Vpon an incorporation granted to the Company of Barbary Marchants resident in London, I Henry Roberts one of her Maiesties sworne Esquires of her person, was appointed her highnesse messenger, and Agent vnto the aforesaid Mully Hamet Emperor of Marocco, king of Fesse, and Sus. And after I had receiued my Commission, instructions, and her Maiesties letters, I departed from London the 14. of August in the yeere 1585. in a tall ship called the Ascension, in the company of the Minion and Hopewell, and we all arriued in safetie at Azafi a port of Barbary, the 14. of September next following. The Alcaide of the towne (being the kings officer there, and as it were Maior of the place) recalled mee with all humanitie and honour, according to the custome of the Countrey, lodging me in the chiefest house of the towne, from whence I dispatched a messenger (which in their language they call a Trottero) to aduertise the Emperour of my arriuall: who immediately gaue order, and sent certaine souldiers for my guard and conduct, and horses for my selfe, and mules for mine owne and my companies carriages. Thus being accompanied with M. Richard Euans, Edward Salcot, and other English Marchants resident there in the Countrey, with my traine of Moores and carriages, I came at length to the riuer of Tensist, which is within foure miles of Marocco: and there by the water side I pitched my tents vnder the Oliue trees: where I met with all the English Marchants by themselues, and the French and Flemish, and diuers other Christians, which attended my comming.
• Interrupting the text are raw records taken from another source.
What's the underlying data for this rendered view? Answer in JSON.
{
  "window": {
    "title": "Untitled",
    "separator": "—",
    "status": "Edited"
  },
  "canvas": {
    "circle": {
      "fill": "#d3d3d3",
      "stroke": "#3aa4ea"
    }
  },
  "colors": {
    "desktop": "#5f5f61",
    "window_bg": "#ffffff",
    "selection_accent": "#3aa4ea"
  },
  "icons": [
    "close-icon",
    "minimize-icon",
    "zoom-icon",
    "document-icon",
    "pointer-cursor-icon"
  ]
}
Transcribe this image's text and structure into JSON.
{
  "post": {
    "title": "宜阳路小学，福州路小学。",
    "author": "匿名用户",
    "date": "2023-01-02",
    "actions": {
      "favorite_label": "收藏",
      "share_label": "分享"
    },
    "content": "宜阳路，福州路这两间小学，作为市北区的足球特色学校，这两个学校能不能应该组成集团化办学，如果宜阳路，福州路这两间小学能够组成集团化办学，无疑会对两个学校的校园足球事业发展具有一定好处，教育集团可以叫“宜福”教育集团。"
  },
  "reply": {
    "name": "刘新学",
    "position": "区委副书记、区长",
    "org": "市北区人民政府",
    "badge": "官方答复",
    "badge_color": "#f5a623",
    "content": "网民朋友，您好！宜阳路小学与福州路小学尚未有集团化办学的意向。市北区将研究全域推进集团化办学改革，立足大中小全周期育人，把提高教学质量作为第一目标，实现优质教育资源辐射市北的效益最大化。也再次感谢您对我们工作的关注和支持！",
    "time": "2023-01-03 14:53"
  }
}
And after we had dined, and spent out the heat of the day, about foure of the clocke in the afternoone we all set forward toward the Citie of Marocco, where we arriued the said day, being the 14. of September, and I was lodged by the Emperours appointment in a faire house in the Iudaria or Iurie, which is the place where the Iewes haue their abode, and is the fairest place, and quietest lodging in all the Citie.
After I had reposed my selfe 3 dayes, I had accesse to the kings presence, delinered my message and her Maiesties letters, and was receiued with all humanitie, and had fauourable audience from time to time for three yeeres: during which space I abode there in his Court, as her Maiesties Agent and Ligier: and whensoeuer I had occasion of businesse, I was admitted either to his Maiestie himselfe, or to his vice Roy, whose name was Alcayde Breme Saphiana, a very wise and discreet person, and the chiefest about his Maiestie. The particulers of my seruice, for diuers good and reasonable causes, I forbeare here to put downe in writing.
After leaue obtained, and an honourable reward bestowed by the Emperour vpon me, I departed from his Court at Marocco the 18. of August 1588. toward a garden of his, which is called Shersbonare, where he promised mee I should stay but one day for his letters: howbeit, vpon some occasion I was stayed vntil the 14. of September at the kings charges, with 40. or 50. shot attending vpon me for my guard and safetie.
From thence at length I was conducted with all things necessary to the port of Santa Cruz, being sixe dayes iourney from Marocco, and the place where our shippes do commonly take in their lading, where I arriued the 21. of the same moneth. In this port I stayed 43. dayes, and at length the second of Nouember I embarqued my selfe, and one Marshok Reiz a Captaine and a Gentleman, which the Emperour sent with mee vpon an Ambassage to her Maiestie: and after much torment and foule weather at Sea, yet New-yeres day I came on land at S. Iues in Cornwall, from whence passing by land both together vp towards London, we were met without the Citie with the chiefest marchants of the Barbary Company, well mounted all on horsebacke, to the number of 40. or 50. horse, and so the Ambassadour and myselfe being both in Coche, entred the citie by torchlight, on Sunday at night the 12. of Ianuary 1589.